ÉPIGRAPHE, subst. fém.
A. - Inscription sur un édifice qui indique en particulier la date de sa construction, sa destination. Elles [ces comédies] remplissent trop bien le but de toutes les épigraphes des salles de spectacle : « corriger les coeurs en riant » (Mme DE STAËL, Allemagne, t. 3, 1810, p. 191).
Rem. Ac. 1835, 1878 donnent ce sens comme ,,vieilli``; Ac. 1932 ne le mentionne pas.
B.- Citation placée en tête d'un écrit pour en suggérer le sujet ou l'esprit. L'épigraphe d'un chapitre, d'un livre; une épigraphe tirée de; mettre, porter en épigraphe. Il [V. Hugo] affectait de mettre au moindre de ses poèmes des épigraphes extraordinaires (PÉGUY, V.-M. Comte Hugo, 1910, p. 708).
Rem. On rencontre ds la docum. le verbe trans. épigraphier. Mettre une épigraphe à un écrit. Ce bréviaire (...) je l'ai épigraphié d'une parole (LÉAUTAUD, Essai sentiment., 1896, p. 25).
C. - P. ext.
1. Sentence inscrite sur un objet. Bracelet d'argent massif avec un mot anglais pour épigraphe (PONSON DU TERR., Rocambole, t. 3, 1859, p. 50).

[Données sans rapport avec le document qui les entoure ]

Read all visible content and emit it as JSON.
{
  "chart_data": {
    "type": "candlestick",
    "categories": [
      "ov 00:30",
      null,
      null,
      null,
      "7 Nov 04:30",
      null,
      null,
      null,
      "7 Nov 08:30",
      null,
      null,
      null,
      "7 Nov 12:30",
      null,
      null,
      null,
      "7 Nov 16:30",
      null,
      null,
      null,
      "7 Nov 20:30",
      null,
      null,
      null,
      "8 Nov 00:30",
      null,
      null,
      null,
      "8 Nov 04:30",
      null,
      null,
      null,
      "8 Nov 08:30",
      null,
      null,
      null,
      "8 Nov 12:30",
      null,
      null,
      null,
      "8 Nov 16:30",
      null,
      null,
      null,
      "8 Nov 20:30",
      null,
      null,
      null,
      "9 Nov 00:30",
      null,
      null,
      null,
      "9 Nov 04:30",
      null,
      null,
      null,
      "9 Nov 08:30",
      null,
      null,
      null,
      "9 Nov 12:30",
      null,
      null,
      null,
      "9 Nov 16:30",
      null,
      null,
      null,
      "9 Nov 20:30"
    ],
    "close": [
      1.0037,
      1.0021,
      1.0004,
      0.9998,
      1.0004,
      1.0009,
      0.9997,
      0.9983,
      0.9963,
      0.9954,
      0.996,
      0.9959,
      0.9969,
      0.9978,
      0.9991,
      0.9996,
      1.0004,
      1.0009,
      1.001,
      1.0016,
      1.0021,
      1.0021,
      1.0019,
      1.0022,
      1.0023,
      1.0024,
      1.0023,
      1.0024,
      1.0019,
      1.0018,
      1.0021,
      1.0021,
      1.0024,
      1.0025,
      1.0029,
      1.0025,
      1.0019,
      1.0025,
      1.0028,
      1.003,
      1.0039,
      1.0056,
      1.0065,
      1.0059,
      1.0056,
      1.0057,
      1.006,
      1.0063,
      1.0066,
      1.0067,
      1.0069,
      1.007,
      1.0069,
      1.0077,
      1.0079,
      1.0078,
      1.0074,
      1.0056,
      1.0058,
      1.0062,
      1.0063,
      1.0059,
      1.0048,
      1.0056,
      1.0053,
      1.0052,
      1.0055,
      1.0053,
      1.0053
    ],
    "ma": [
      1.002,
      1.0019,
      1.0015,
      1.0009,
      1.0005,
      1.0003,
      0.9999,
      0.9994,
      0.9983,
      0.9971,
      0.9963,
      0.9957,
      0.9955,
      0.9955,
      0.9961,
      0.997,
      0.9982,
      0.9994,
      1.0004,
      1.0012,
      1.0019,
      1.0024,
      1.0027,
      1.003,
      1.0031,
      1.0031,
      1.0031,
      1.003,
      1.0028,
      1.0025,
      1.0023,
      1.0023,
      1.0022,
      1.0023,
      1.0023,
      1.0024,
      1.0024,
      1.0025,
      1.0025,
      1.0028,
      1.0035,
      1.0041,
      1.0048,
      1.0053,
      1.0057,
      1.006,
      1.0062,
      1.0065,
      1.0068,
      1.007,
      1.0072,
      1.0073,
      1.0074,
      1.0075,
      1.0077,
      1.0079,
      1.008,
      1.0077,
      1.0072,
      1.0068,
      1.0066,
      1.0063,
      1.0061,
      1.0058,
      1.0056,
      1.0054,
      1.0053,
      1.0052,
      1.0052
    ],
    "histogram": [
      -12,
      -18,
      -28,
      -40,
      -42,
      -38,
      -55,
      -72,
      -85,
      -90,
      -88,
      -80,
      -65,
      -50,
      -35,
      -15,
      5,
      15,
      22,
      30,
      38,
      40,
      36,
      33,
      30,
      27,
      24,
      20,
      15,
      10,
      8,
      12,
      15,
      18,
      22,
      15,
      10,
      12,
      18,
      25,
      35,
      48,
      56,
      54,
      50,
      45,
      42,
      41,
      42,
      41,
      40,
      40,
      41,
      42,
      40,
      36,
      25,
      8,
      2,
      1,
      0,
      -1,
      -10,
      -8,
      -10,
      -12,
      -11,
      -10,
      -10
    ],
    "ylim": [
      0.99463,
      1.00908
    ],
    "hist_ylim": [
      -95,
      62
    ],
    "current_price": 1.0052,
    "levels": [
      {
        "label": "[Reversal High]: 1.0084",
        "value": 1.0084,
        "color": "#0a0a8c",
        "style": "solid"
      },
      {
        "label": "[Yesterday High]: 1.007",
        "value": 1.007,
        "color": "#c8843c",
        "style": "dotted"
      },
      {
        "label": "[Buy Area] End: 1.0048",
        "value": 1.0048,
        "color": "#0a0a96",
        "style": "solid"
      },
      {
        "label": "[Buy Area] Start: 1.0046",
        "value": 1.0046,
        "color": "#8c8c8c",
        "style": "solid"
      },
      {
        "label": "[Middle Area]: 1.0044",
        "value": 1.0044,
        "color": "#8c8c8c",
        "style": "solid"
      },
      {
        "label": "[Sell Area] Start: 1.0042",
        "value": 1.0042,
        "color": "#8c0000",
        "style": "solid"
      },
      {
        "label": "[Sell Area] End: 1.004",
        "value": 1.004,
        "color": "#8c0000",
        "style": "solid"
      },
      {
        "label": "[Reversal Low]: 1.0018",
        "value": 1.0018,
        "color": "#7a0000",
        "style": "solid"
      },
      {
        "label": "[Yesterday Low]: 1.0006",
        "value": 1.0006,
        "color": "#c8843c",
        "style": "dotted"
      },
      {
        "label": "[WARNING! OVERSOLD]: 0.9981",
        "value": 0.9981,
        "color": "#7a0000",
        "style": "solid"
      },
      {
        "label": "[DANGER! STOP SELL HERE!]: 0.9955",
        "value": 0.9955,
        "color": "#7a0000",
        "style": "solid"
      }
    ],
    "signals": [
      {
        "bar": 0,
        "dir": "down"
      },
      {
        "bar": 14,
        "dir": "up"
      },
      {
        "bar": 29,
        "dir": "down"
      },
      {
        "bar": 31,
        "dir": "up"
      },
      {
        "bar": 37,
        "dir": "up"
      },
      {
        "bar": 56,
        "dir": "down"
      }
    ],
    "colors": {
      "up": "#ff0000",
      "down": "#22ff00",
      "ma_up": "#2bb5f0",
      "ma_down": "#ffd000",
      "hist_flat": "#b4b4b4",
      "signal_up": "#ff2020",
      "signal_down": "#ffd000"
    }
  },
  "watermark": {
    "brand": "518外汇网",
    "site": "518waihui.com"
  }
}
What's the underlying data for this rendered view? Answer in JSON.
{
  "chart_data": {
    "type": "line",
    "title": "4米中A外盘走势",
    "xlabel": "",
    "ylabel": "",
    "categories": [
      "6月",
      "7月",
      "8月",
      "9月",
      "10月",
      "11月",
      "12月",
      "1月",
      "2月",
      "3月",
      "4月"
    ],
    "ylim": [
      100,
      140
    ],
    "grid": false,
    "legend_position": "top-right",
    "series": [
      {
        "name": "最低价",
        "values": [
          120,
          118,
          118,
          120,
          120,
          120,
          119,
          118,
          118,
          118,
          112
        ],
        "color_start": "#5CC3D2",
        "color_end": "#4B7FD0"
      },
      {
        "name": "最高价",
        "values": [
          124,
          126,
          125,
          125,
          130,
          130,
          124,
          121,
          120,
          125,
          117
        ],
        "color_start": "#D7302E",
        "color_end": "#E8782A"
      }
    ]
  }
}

2. Sentence propre à une personne, à un groupe de personnes, à une activité humaine, à un courant artistique ou de pensée :
[Décembre 2004]
Ah ! j'aime bien ce néologisme de Jean-Pierre Desthuilliers. Visitez son site.
[Décembre 2004]
Ci-contre, l'entrée ÉPIGRAPHE du Dictionnaire historique, thématique et technique des Littératures (Larousse, 1985). Remarquez l'erreur vers la fin du texte où l'encyclopédiste indique épigramme pour épigraphe.
[Décembre 2004]
Dans le Larousse du XXème siècle en six volumes de 1928, voilà ce qu'on dit de l'épigraphe :
Les anciens n'ont point connu l'usage des épigraphes, et nous ne trouvons d'épigraphes dans aucun des auteurs du XVIeme et du XVIIeme siècle. Au XVIIIème siècle même, on use également peu de l'épigraphe. Au commencement du XIXème siècle, Byron et Walter Scott font un emploi fréquent des épigraphes : le dernier en met en tête de chaque chapitre de ses romans. Parmi les épigraphes célèbres, on peut rappeler celle de l'Esprit des Lois : « Prolem sine matre creatam » (Enfant sans mère) ; celle des Confessions de J.-J.Rousseau : « Intus et in cute » (Intimement et jusque dans la chair) ; celle de l'Histoire naturelle de Buffon : " Naturam amplectimur omnem " (Nous embrassons la terre tout entière).